Brandon Sanderson writes high, epic fiction: huge worlds in which the very nature of the earth is as much a character as the creatures that he inhabits it with.
In the Mistborn trilogy, the ashen and grey polluted earth dominated the tale; here in The Stormlight Archive, his created world is one of rock and storm.
High Storms ravage the land on a vaguely predictable pattern from East to West bringing torrential rain and violent winds on a massive scale. The flora and fauna inhabiting this world are adapted to it: molluscs and crablike beasts take the place of cattle, dogs and beasts of burden; plants that burrow into the rock and retract back into it when the vibrations of a storm or an approaching footstep disturbs them. The High Storms dominate characters’ lives, shapes their buildings and influences their language.
The High Storms have a more than meteorological significance though. The Chronicle itself is named the Stormlight Chronicle and the storms provide some form of energy which can become stored within gemstones and generate light and then deployed elsewhere to power a range of devices: reed pens to communicate across distances; fantastic suits of shardplate armour; mystical soulcasters which can convert objects from one form to another.
It is a massive universe that Sanderson has created – far too huge for a review to summarise – replete with mythology, history and even a pre-history which is all a bit of a struggle to keep straight in your head. Fortunately, Sanderson seems to have woven an interpretation of his world’s legends – Heralds and Knights Radiant and Voidbringers – into the thrust of his narrative. He continually circles around them; two of his main characters, Jasnah Kholin and the point-of-view character Shallan Davar, are historians who can keep the reader abreast of the history and mythology.
Another massive feature of the world – one which seems likely to have a huge bearing on the overarching plot development – are the spren. Spren are like elemental personifications associated with fire, wind, rain and decay as well as personal emotions such as glory, fear, pain and honour. Whilst they are deemed by the inhabitants of the book as mindless, at least one becomes a meaningful rounded character in her own right: Syl whose association with Kaladin brings out his powers.
Thus far, there is no real magic system in the novel … and I say that advisedly! All supernatural powers are derived from technology: shardplates enhance the wearer’s strength and speed but are powered through the Stormlight; engineered fabrioles recreate powers that would otherwise seem mystical.
There is, however, clearly the potential for magic: characters who can recreate the power if these fabrioles through some innate ability. Kaladin and Szeth are both able to breathe in Stormlight to enhance their speed, strength and skills, known as Surgebinding; Jasnah and Shallan can both soulcast without soulcasters.
The thrust of this book – the first of ten apparently – is to introduce this universe and manoeuvre all the characters together. By the end, Kaladin has come into his powers and been promoted (from slave and bridgeman) to Dalinar Kohlin’s honour guard at The Shattered Plains; Shallan and Jasnah Kohlin (Dalinar’s niece) are shipping out to meet Dalinar there; and Szeth has also been dispatched there.
Nothing truly has happened after the end of 26 hours of audiobook: a vague sense of threat exists but no real antagonist; the rivalries between princes and noble houses seem – no doubt deliberately – rather petty against the hints of a cataclysmic threat.
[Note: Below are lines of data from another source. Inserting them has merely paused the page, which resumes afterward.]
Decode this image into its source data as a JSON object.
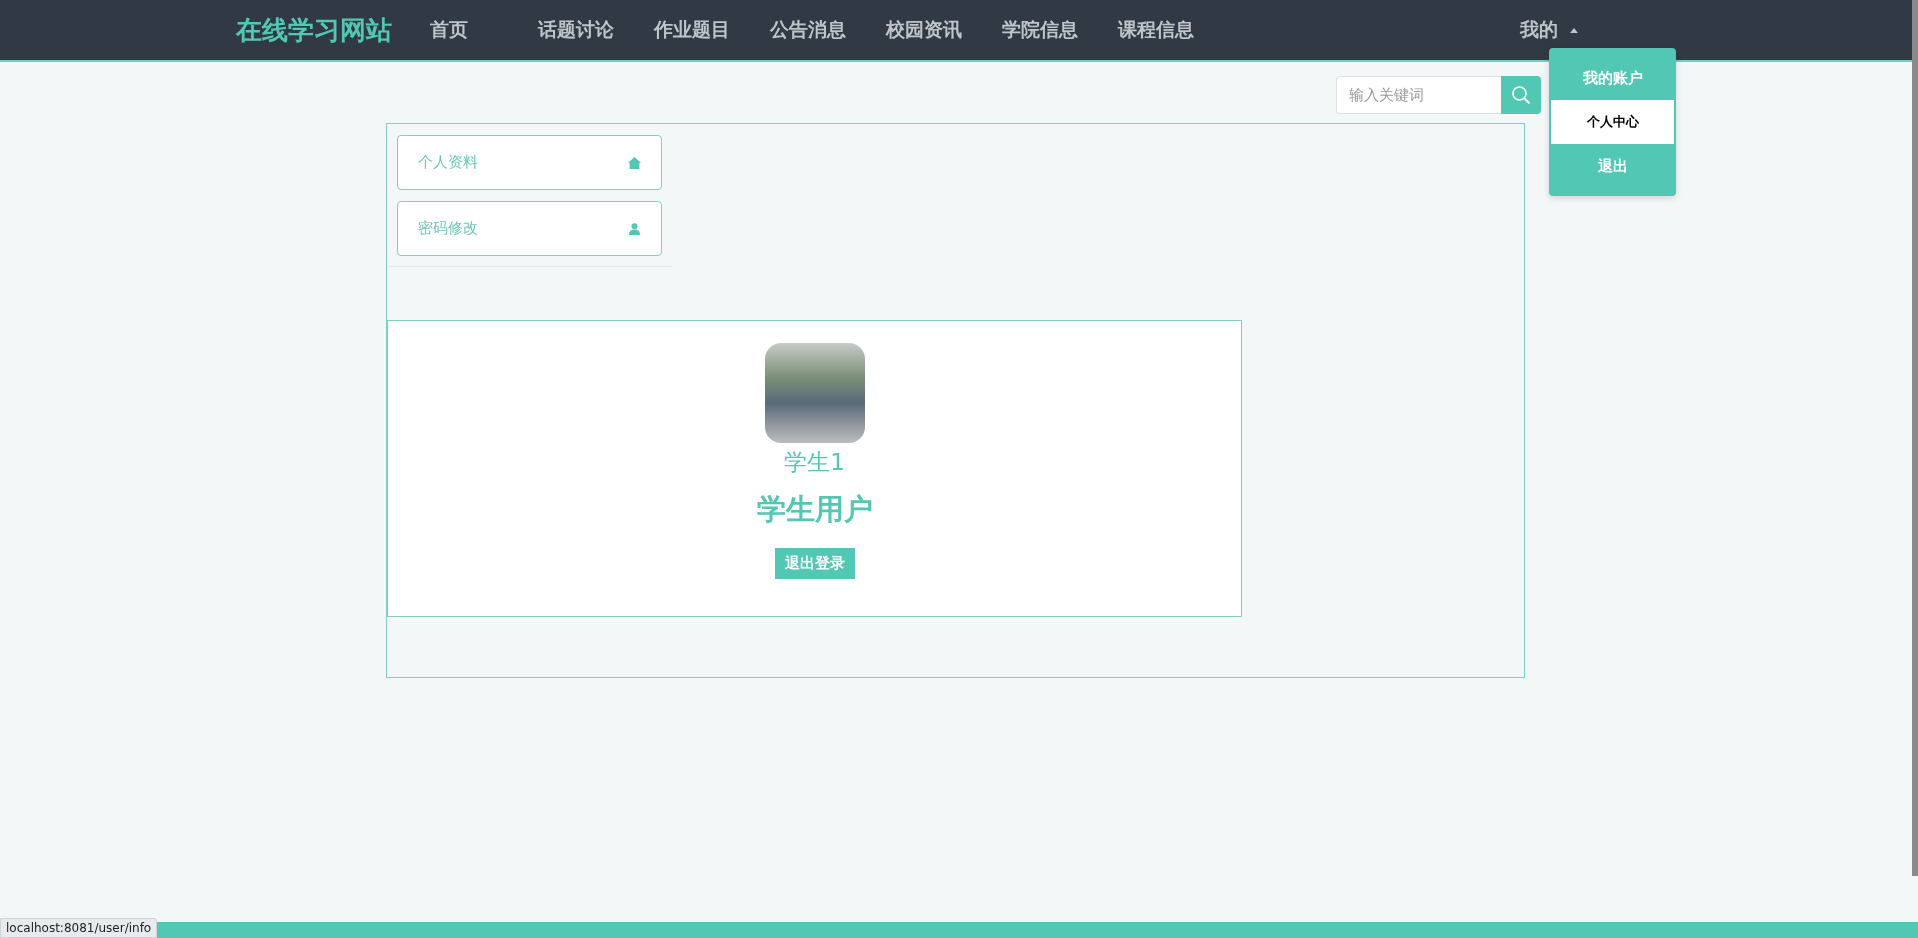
{
  "nav": {
    "logo": "在线学习网站",
    "items": [
      {
        "label": "首页"
      },
      {
        "label": "话题讨论"
      },
      {
        "label": "作业题目"
      },
      {
        "label": "公告消息"
      },
      {
        "label": "校园资讯"
      },
      {
        "label": "学院信息"
      },
      {
        "label": "课程信息"
      }
    ],
    "account": {
      "label": "我的",
      "expanded": true
    }
  },
  "account_menu": [
    {
      "label": "我的账户",
      "highlighted": false
    },
    {
      "label": "个人中心",
      "highlighted": true
    },
    {
      "label": "退出",
      "highlighted": false
    }
  ],
  "search": {
    "placeholder": "输入关键词"
  },
  "sidebar": {
    "items": [
      {
        "label": "个人资料"
      },
      {
        "label": "密码修改"
      }
    ]
  },
  "profile": {
    "name": "学生1",
    "role": "学生用户",
    "logout_button": "退出登录"
  },
  "status_bar": {
    "url": "localhost:8081/user/info"
  }
}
The pace of the book was good in the main part but Sanderson recounted six years of Kaladin’s life in flashbacks placed through the book which I found increasingly and unnecessarily slowed the pace: we didn’t need multiple flashbacks of his life in Hearthstone. I found myself glazing over a little as these came on and thinking about things like work instead. The whole point of playing these books is to avoid thinking about work!
Sanderson does a good job in creating characters: Kaladin, the natural leader who is also plagued by bouts of despair and self-doubt; Dalinar, the natural warrior, plagued by dreams and visions that make him doubt his role; Jasnah, the hawklike heretic and scholar with a hidden and devastating power within her grip; Wit, the King’s ‘Jester’ who seems to know far more than he should. They are a little two-dimensional but engaging: not as engaging as Mistborn’s Vin or Kelsier though.
Wit at one point introduces himself to Kaladin as Hoid, a recurrent character in Sanderson’s work who regularly seems to adopt the same itinerant knowing position. Apparently, he acts as informant in various places within the Mistborn universe too and Sanderson has plans for writing his story as a parallel to that on Vin!
The language used in The Way Of Kings is a little formulaic in places: the Shardblades always form after ten heartbeats with mist beading along their length; Szeth and Kaladin breathe in the Stormlight and always feel the tempest storming within them; the victims of the Shardblades have their eyes burned out. Perhaps these formulaic phrases were more apparent because I listened to it as an audiobook but I did find it irksome that these moments, which I appreciate Sanderson wants to make iconic, weren’t described with a little more variety. There also seems a lot of explanation, repetition and exposition: with just so much background to cover, I suppose Sanderson needs to do this – up to a point. But again I feel that the balance is just a little out.
Overall, however, for the sheer scale of the universe – and the variety of worlds within it which we glimpse in the interludes – and it’s mythology, for its engaging characters, for its sense of apocalypse, it is a strong book and I’ll look forward to its future instalments.